Dynamic Backtracking in GFlowNets: Enhancing Decision Steps with Reward-Dependent Adjustment Mechanisms
Shuai Guo, Jielei Chu, Lin Ma, Zhaoyu Li, Tianrui Li
TL;DR
This work tackles the forward-only exploration bias in Generative Flow Networks (GFNs) by introducing Dynamic Backtracking GFN (DB-GFN), a reward-guided mechanism that backtracks during Markov-flow construction to correct suboptimal decisions. The method defines a dynamic backtracking process with adaptive step counts, and three backtracking selectors—Reward-Choose, Pearson-Choose, and MH-Choose—to decide whether to accept alternative trajectories. Across six biochemical and four genetic design tasks, DB-GFN achieves higher sample quality, more high-reward samples, faster convergence, and substantially stronger alignment between forward sampling probabilities and rewards (notably a near fourfold gain in Pearson correlation with LS-GFN). The approach is orthogonal to existing GFNs and RL methods, indicating strong potential for integration with other strategies to further boost search performance in high-dimensional design spaces.
Abstract
Generative Flow Networks (GFlowNets or GFNs) are probabilistic models predicated on Markov flows, and they employ specific amortization algorithms to learn stochastic policies that generate compositional substances including biomolecules, chemical materials, etc.
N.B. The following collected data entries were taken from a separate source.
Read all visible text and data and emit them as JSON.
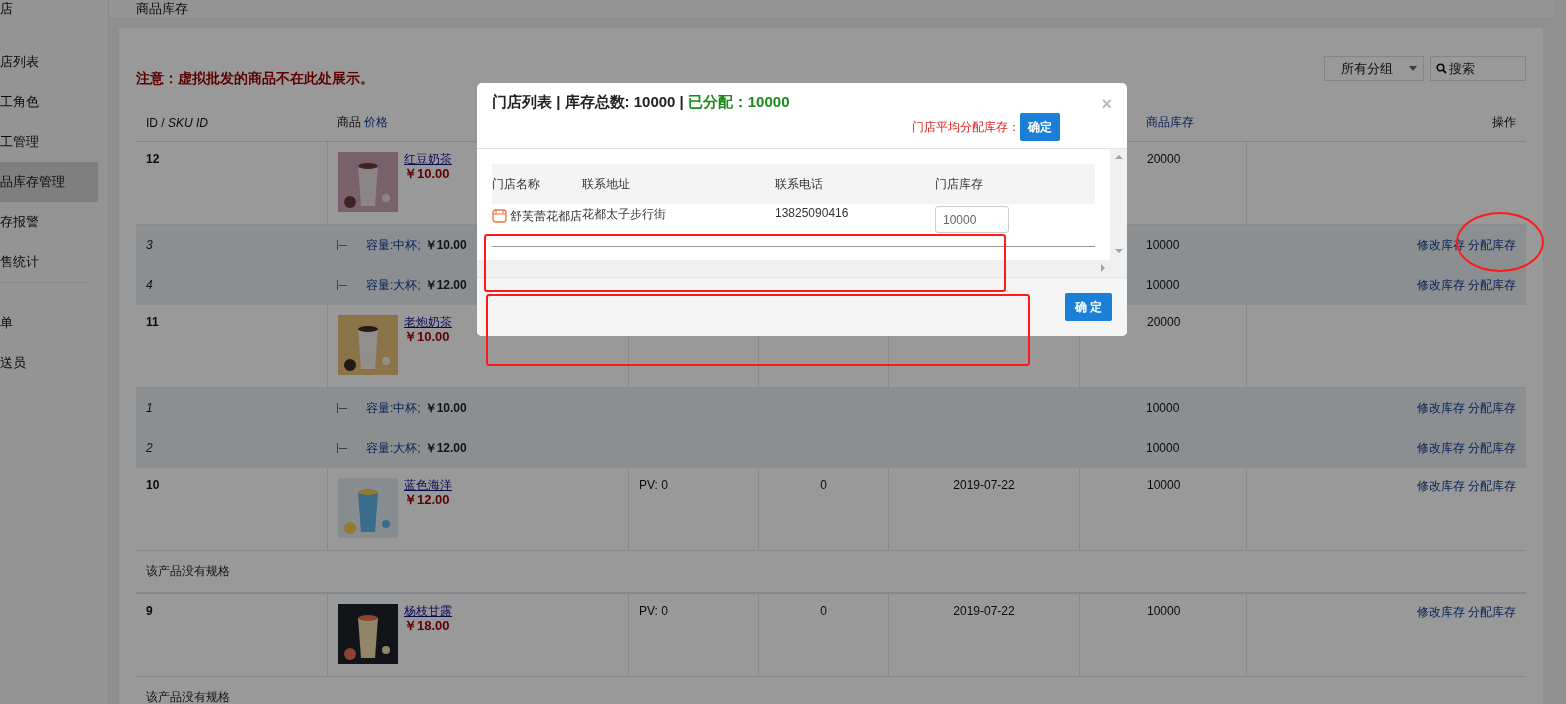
{
  "sidebar": {
    "items": [
      {
        "label": "店",
        "selected": false
      },
      {
        "label": "店列表",
        "selected": false
      },
      {
        "label": "工角色",
        "selected": false
      },
      {
        "label": "工管理",
        "selected": false
      },
      {
        "label": "品库存管理",
        "selected": true
      },
      {
        "label": "存报警",
        "selected": false
      },
      {
        "label": "售统计",
        "selected": false
      },
      {
        "label": "单",
        "selected": false
      },
      {
        "label": "送员",
        "selected": false
      }
    ]
  },
  "header_title": "商品库存",
  "notice": "注意：虚拟批发的商品不在此处展示。",
  "filters": {
    "group": "所有分组",
    "search_placeholder": "搜索"
  },
  "table": {
    "headers": {
      "id": "ID / *SKU ID*",
      "product": "商品",
      "price": "价格",
      "stock": "商品库存",
      "actions": "操作"
    },
    "rows": [
      {
        "kind": "product",
        "id": "12",
        "name": "红豆奶茶",
        "price": "￥10.00",
        "stock": "20000"
      },
      {
        "kind": "sku",
        "id": "3",
        "spec": "容量:中杯;",
        "price": "￥10.00",
        "stock": "10000",
        "actions": [
          "修改库存",
          "分配库存"
        ]
      },
      {
        "kind": "sku",
        "id": "4",
        "spec": "容量:大杯;",
        "price": "￥12.00",
        "stock": "10000",
        "actions": [
          "修改库存",
          "分配库存"
        ]
      },
      {
        "kind": "product",
        "id": "11",
        "name": "老炮奶茶",
        "price": "￥10.00",
        "stock": "20000"
      },
      {
        "kind": "sku",
        "id": "1",
        "spec": "容量:中杯;",
        "price": "￥10.00",
        "stock": "10000",
        "actions": [
          "修改库存",
          "分配库存"
        ]
      },
      {
        "kind": "sku",
        "id": "2",
        "spec": "容量:大杯;",
        "price": "￥12.00",
        "stock": "10000",
        "actions": [
          "修改库存",
          "分配库存"
        ]
      },
      {
        "kind": "product",
        "id": "10",
        "name": "蓝色海洋",
        "price": "￥12.00",
        "column_3": "PV: 0",
        "column_4": "0",
        "column_5": "2019-07-22",
        "stock": "10000",
        "actions": [
          "修改库存",
          "分配库存"
        ]
      },
      {
        "kind": "note",
        "text": "该产品没有规格"
      },
      {
        "kind": "product",
        "id": "9",
        "name": "杨枝甘露",
        "price": "￥18.00",
        "column_3": "PV: 0",
        "column_4": "0",
        "column_5": "2019-07-22",
        "stock": "10000",
        "actions": [
          "修改库存",
          "分配库存"
        ]
      },
      {
        "kind": "note",
        "text": "该产品没有规格"
      }
    ]
  },
  "modal": {
    "title": "门店列表 | 库存总数: 10000 |",
    "allocated": "已分配：10000",
    "close": "×",
    "average_label": "门店平均分配库存：",
    "average_button": "确定",
    "columns": [
      "门店名称",
      "联系地址",
      "联系电话",
      "门店库存"
    ],
    "stores": [
      {
        "name": "舒芙蕾花都店",
        "address": "花都太子步行街",
        "phone": "13825090416",
        "stock": "10000"
      }
    ],
    "confirm": "确 定"
  },
  "annotations": [
    {
      "kind": "rectangle"
    },
    {
      "kind": "rectangle"
    },
    {
      "kind": "ellipse"
    }
  ]
}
With a strong ability to generate high-performance biochemical molecules, GFNs accelerate the discovery of scientific substances, effectively overcoming the time-consuming, labor-intensive, and costly shortcomings of conventional material discovery methods. However, previous studies rarely focus on accumulating exploratory experience by adjusting generative structures, which leads to disorientation in complex sampling spaces. Efforts to address this issue, such as LS-GFN, are limited to local greedy searches and lack broader global adjustments. This paper introduces a novel variant of GFNs, the Dynamic Backtracking GFN (DB-GFN), which improves the adaptability of decision-making steps through a reward-based dynamic backtracking mechanism. DB-GFN allows backtracking during the network construction process according to the current state's reward value, thereby correcting disadvantageous decisions and exploring alternative pathways during the exploration process. When applied to generative tasks involving biochemical molecules and genetic material sequences, DB-GFN outperforms GFN models such as LS-GFN and GTB, as well as traditional reinforcement learning methods, in sample quality, sample exploration quantity, and training convergence speed. Additionally, owing to its orthogonal nature, DB-GFN shows great potential in future improvements of GFNs, and it can be integrated with other strategies to achieve higher search performance.